第6章 狂宴-1
九月十六日 金曜日
送迎の車から降り立つと、夜風に乗って軽やかなクラシックの調べが流れてきた。
日中の暑さも和らぎ、夜気が肌に心地良い。手入れの行き届いた庭園では、秋の虫達が鳴いており、夏の終わりが近いことを歌っているよう。
ドレスをまとい、パーティに赴くなど綾小路家の者にとっては日常茶飯事。それなのに今夜は少し落ち着かない。昂ぶる気持ちを抑えながら、私は夜闇にそびえる白亜の建物を感慨深く眺めた。
大正時代に建設され、今なお当時の美しい外観を残す鳳学院迎賓館は、学院の歴史を象徴する文化遺産でもあった。迎賓館と称するも、賓客をもてなす施設であったのは往時の話で、現代においては演劇場やダンスホールなどを有する多目的ホールとして使われている。また、学生寮や校舎から離れた立地は大騒ぎにも適しており、しばしば学生主催のパーティ会場として貸し出されることもある。
会場では招待客の受け付けが始まっており、今も優雅なドレスに身を包んだ女生徒が、フォーマルな装いの男子生徒にエスコートされ、石造りの階段を上っていく。見慣れたはずの光景なのに、やはり今夜は違って見える。胸に手を当て一息ついて、心を引き締めてからエントランスへ足を向ける。学院の伝統を汚す不逞の輩を断罪し、秩序を取り戻すために。
パーティはダンスホールで行われるらしく、ホールの入口まで赴くと、楽しげなざわめきが聞こえてきた。煌びやかに照らされたダンスフロアに踊る者の姿はまだなく、招待客達はホールの一角に設けられたテーブルに集まっている。ビュッフェ形式の食事が振舞われており、歓談を交えながら立食を楽しみ、開催を待っているといった様子である。
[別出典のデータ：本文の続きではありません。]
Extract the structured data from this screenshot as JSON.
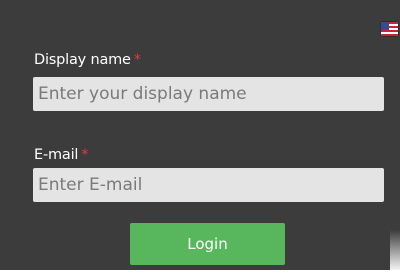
{
  "form": {
    "display_name": {
      "label": "Display name",
      "required_mark": "*",
      "placeholder": "Enter your display name",
      "value": ""
    },
    "email": {
      "label": "E-mail",
      "required_mark": "*",
      "placeholder": "Enter E-mail",
      "value": ""
    },
    "login_label": "Login"
  },
  "language": {
    "icon": "us-flag-icon"
  },
  "colors": {
    "panel_background": "#3c3c3c",
    "field_background": "#e4e4e4",
    "required_mark": "#e5393b",
    "login_button": "#58b75c",
    "text": "#ffffff"
  }
}
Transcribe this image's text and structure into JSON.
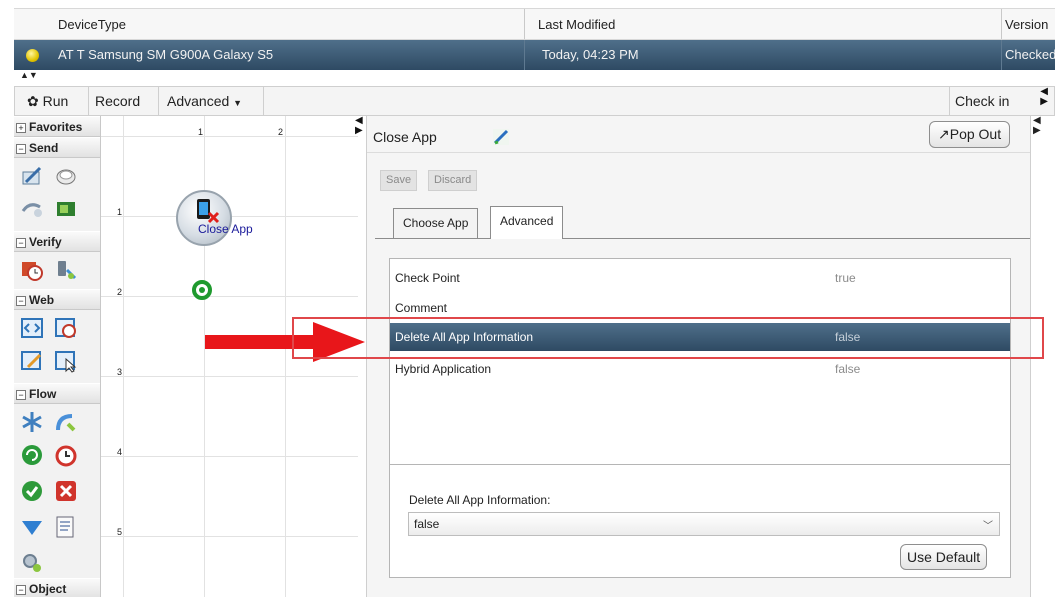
{
  "device_table": {
    "headers": [
      "DeviceType",
      "Last Modified",
      "Version"
    ],
    "row": {
      "device_type": "AT T Samsung SM G900A Galaxy S5",
      "last_modified": "Today, 04:23 PM",
      "version": "Checked"
    },
    "status_color": "#e2c400"
  },
  "toolbar": {
    "run_label": "Run",
    "record_label": "Record",
    "advanced_label": "Advanced",
    "checkin_label": "Check in"
  },
  "palette": {
    "categories": [
      {
        "label": "Favorites",
        "expanded": false
      },
      {
        "label": "Send",
        "expanded": true
      },
      {
        "label": "Verify",
        "expanded": true
      },
      {
        "label": "Web",
        "expanded": true
      },
      {
        "label": "Flow",
        "expanded": true
      },
      {
        "label": "Object",
        "expanded": true
      }
    ]
  },
  "canvas": {
    "col_numbers": [
      "1",
      "2"
    ],
    "row_numbers": [
      "1",
      "2",
      "3",
      "4",
      "5"
    ],
    "node_label": "Close App"
  },
  "properties": {
    "title": "Close App",
    "popout_label": "Pop Out",
    "save_label": "Save",
    "discard_label": "Discard",
    "tabs": [
      "Choose App",
      "Advanced"
    ],
    "active_tab": "Advanced",
    "rows": [
      {
        "name": "Check Point",
        "value": "true"
      },
      {
        "name": "Comment",
        "value": ""
      },
      {
        "name": "Delete All App Information",
        "value": "false",
        "selected": true
      },
      {
        "name": "Hybrid Application",
        "value": "false"
      }
    ],
    "edit_label": "Delete All App Information:",
    "edit_value": "false",
    "use_default_label": "Use Default"
  },
  "colors": {
    "selection": "#3c5a74",
    "highlight_box": "#e0474a",
    "arrow": "#e8161a"
  }
}
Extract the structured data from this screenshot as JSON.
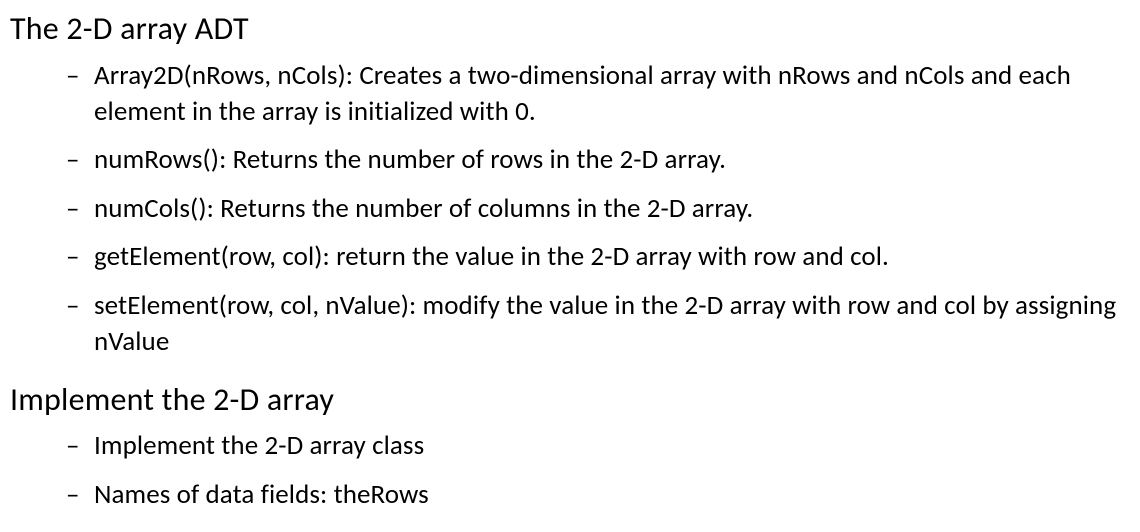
{
  "section1": {
    "heading": "The 2-D array ADT",
    "items": [
      "Array2D(nRows, nCols): Creates a two-dimensional array with nRows and nCols and each element in the array is initialized  with 0.",
      "numRows(): Returns the number of rows in the 2-D array.",
      "numCols(): Returns the number of columns in the 2-D array.",
      "getElement(row, col): return the value in the 2-D array with row and col.",
      "setElement(row, col, nValue): modify the value in the 2-D array with row and col by assigning nValue"
    ]
  },
  "section2": {
    "heading": "Implement the 2-D array",
    "items": [
      "Implement the 2-D array class",
      "Names of data fields: theRows"
    ]
  }
}
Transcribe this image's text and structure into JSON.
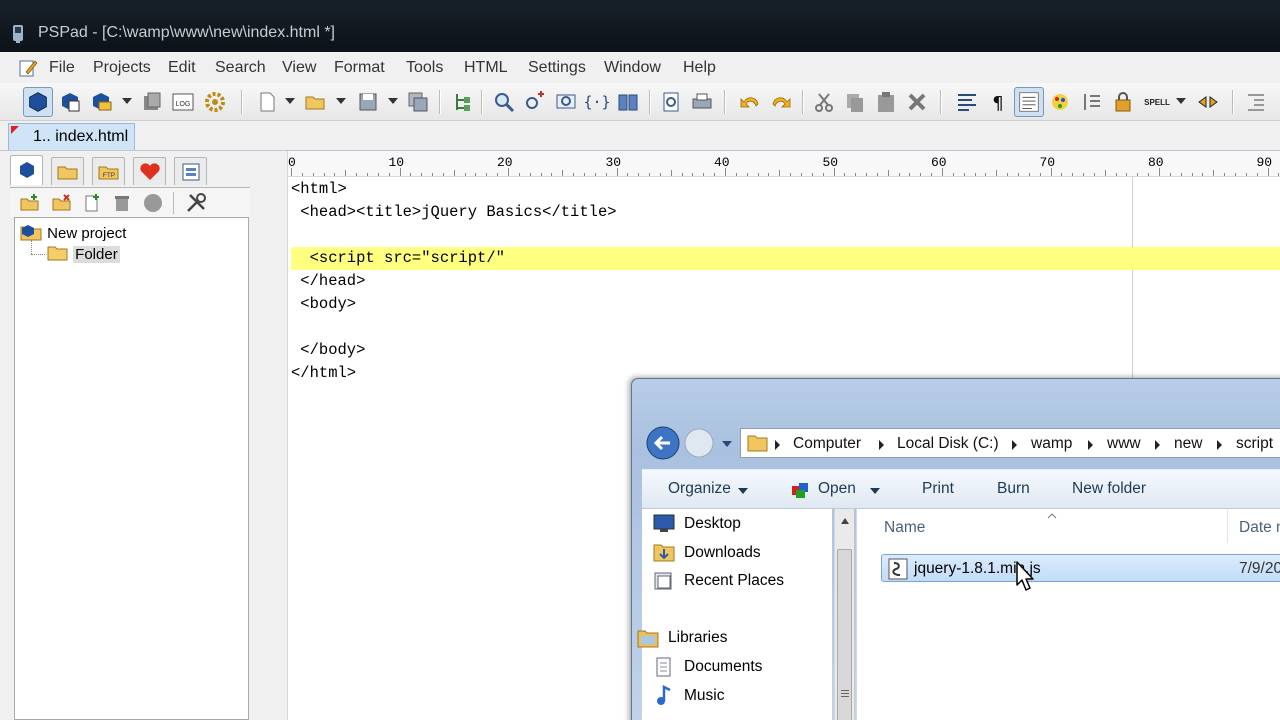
{
  "window": {
    "title": "PSPad - [C:\\wamp\\www\\new\\index.html *]"
  },
  "menu": [
    "File",
    "Projects",
    "Edit",
    "Search",
    "View",
    "Format",
    "Tools",
    "HTML",
    "Settings",
    "Window",
    "Help"
  ],
  "toolbar": {
    "icons": [
      "project-icon",
      "open-project-icon",
      "reopen-project-icon",
      "clipboard-icon",
      "log-icon",
      "settings-icon",
      "new-file-icon",
      "open-file-icon",
      "save-icon",
      "save-all-icon",
      "tree-icon",
      "find-icon",
      "replace-icon",
      "find-in-files-icon",
      "bracket-icon",
      "book-icon",
      "preview-icon",
      "print-icon",
      "undo-icon",
      "redo-icon",
      "cut-icon",
      "copy-icon",
      "paste-icon",
      "delete-icon",
      "wrap-icon",
      "pilcrow-icon",
      "text-view-icon",
      "color-icon",
      "column-icon",
      "lock-icon",
      "spell-icon",
      "bookmark-icon"
    ],
    "spell_label": "SPELL",
    "log_label": "LOG",
    "ftp_label": "FTP"
  },
  "doc_tab": {
    "label": "1.. index.html"
  },
  "project_tree": {
    "root": "New project",
    "child": "Folder"
  },
  "ruler": {
    "labels": [
      "0",
      "10",
      "20",
      "30",
      "40",
      "50",
      "60",
      "70",
      "80",
      "90"
    ]
  },
  "code_lines": [
    "<html>",
    " <head><title>jQuery Basics</title>",
    "",
    "  <script src=\"script/\"",
    " </head>",
    " <body>",
    "",
    " </body>",
    "</html>"
  ],
  "highlighted_line": 3,
  "dialog": {
    "breadcrumb": [
      "Computer",
      "Local Disk (C:)",
      "wamp",
      "www",
      "new",
      "script"
    ],
    "commands": {
      "organize": "Organize",
      "open": "Open",
      "print": "Print",
      "burn": "Burn",
      "new_folder": "New folder"
    },
    "nav_items": [
      "Desktop",
      "Downloads",
      "Recent Places",
      "Libraries",
      "Documents",
      "Music"
    ],
    "columns": {
      "name": "Name",
      "date": "Date m"
    },
    "file": {
      "name": "jquery-1.8.1.min.js",
      "date": "7/9/20"
    }
  }
}
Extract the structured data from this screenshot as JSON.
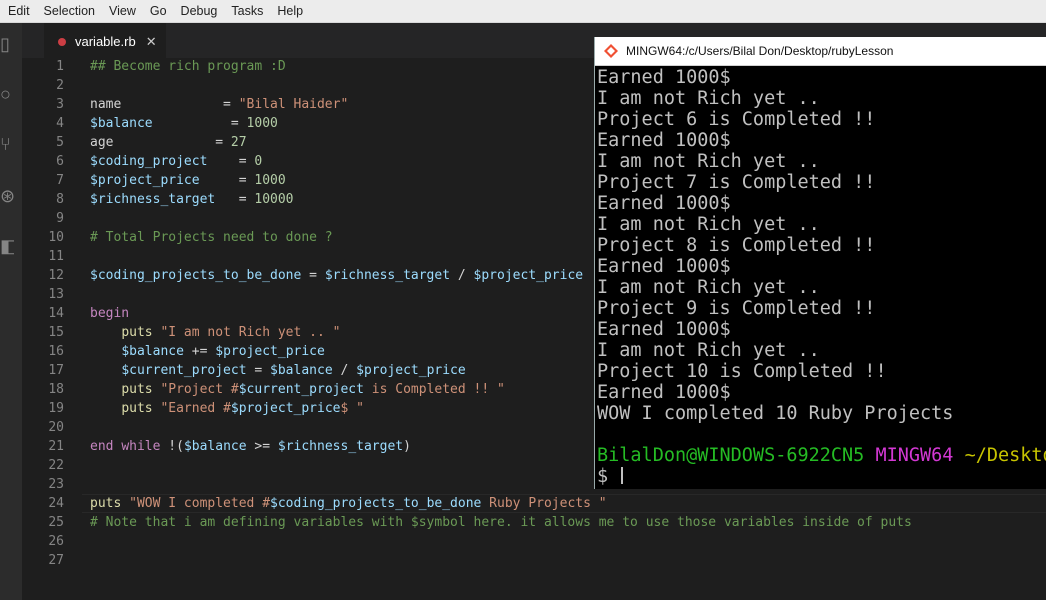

居並ぶ面々を見渡すと、なるほど橘沙羅の言う通りね、と納得する。やはり九条直哉が手中に収めようとしているのは、各界の大物子弟であるようだ。手前のテーブルには法務大臣を務める八重樫氏が長男に、コンビニチェーン「WICKY」の創始者、猿田氏の長男もいる。そう言えば、彼女も確か大手フィットネスクラブの令嬢だったかしら。奥のテーブルでは楽しげに笑う、新城遥香の姿もあった。
あまりに和やかに見えるため、彼等が麻薬を与えられているとは信じ難くなる。しかし、ここに至るまでの調査がその考えを否定する。いずれにせよ、彼等の多くは共犯者ではなく被害者なのだ。一刻も早く麻薬の呪縛から解放し、更生の道へと導かねばならない
ふと不安に駆られ、薫の姿を探してしまう。ざっと見まわしたところ、彼女の姿は見当たらなかったが、それはこのパーティに来てないのか、それとも見つからなかっただけなのか。前者であることを願いつつ、懸念を払拭しようとする。
懸念と言えば、報道部の動向も不安材料の一つであったが、こちらは桜井先生のおかげで事なきを得たようである。事前に電話で確認したところ、昨日今日と提出期限間近の新聞記事制作に追われ、先生の指導の元、部室からほとんど出なかったらしい。放っておけば彼女達、とくに橘沙羅なら、このパーティに潜り込もうとしていたかもしれないが、どうやら取り越し苦労で終わることになりそう。全ての決着は、間もなくつくのだから。